In practical terms, especially for exchange rate modeling, calculating the expected future value helps in making informed economic and financial decisions, ensuring strategies can account for likely movements in currency values.
Exchange Rate Modelling
Exchange rate modeling involves using statistical and mathematical methods to predict future currency value movements. A robust model helps businesses and investors manage risks associated with currency fluctuations.

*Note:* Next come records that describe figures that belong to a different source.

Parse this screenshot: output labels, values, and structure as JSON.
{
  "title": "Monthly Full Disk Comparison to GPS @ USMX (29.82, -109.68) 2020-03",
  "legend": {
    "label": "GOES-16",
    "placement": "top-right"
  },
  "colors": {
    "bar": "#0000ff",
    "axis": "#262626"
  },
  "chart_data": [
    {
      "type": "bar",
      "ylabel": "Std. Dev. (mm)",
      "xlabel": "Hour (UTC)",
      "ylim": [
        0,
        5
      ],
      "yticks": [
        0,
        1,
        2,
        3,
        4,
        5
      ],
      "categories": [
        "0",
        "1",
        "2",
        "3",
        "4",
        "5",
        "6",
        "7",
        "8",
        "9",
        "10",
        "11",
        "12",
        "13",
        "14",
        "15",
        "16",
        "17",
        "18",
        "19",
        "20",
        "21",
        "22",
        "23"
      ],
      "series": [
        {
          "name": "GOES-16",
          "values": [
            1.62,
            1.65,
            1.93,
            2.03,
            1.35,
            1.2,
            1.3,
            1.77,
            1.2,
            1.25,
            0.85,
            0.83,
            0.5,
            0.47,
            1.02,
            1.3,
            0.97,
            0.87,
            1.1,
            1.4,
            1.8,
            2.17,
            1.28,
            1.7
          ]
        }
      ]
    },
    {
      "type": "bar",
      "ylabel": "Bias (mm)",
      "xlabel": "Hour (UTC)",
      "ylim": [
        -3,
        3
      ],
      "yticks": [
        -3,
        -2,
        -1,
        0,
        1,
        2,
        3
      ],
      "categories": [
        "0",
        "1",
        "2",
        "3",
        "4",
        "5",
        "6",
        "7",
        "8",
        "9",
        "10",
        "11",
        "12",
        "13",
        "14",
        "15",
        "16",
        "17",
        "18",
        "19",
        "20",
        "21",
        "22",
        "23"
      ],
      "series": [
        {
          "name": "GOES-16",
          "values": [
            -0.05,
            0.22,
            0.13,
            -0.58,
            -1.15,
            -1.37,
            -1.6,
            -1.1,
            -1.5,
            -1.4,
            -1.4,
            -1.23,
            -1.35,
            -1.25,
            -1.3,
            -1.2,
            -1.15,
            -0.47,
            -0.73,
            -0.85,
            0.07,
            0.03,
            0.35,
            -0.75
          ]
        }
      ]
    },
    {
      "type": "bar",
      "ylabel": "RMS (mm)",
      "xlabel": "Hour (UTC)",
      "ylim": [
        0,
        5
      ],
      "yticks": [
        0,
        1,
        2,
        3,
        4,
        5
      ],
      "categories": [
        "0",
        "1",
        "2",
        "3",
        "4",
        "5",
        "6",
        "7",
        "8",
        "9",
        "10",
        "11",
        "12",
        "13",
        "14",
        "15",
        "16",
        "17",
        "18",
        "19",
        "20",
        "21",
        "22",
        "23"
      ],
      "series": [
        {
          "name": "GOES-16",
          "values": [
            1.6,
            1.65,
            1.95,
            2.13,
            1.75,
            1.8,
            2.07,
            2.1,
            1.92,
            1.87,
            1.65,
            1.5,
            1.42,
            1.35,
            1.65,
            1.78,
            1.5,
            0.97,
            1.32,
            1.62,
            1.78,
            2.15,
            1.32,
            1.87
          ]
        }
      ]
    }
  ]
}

In our context, the stochastic differential equation \(d S_t = \mu S_t dt + \sigma S_t d W_t\) plays a pivotal role in modeling the US dollar/Japanese Yen exchange rate. This approach provides insights into:
  • The average rate change, modeled by the drift \(\mu\), reflecting overall economic trends.
  • The randomness introduced by volatility \(\sigma\), capturing market uncertainty and external shocks.
Efficient exchange rate forecasting using such models allows for better hedging strategies, reliable pricing of products in international markets, and improved cash flow planning. By understanding these parameters and how they interact, financial planners and strategists can enhance their approaches to dealing with forex risks.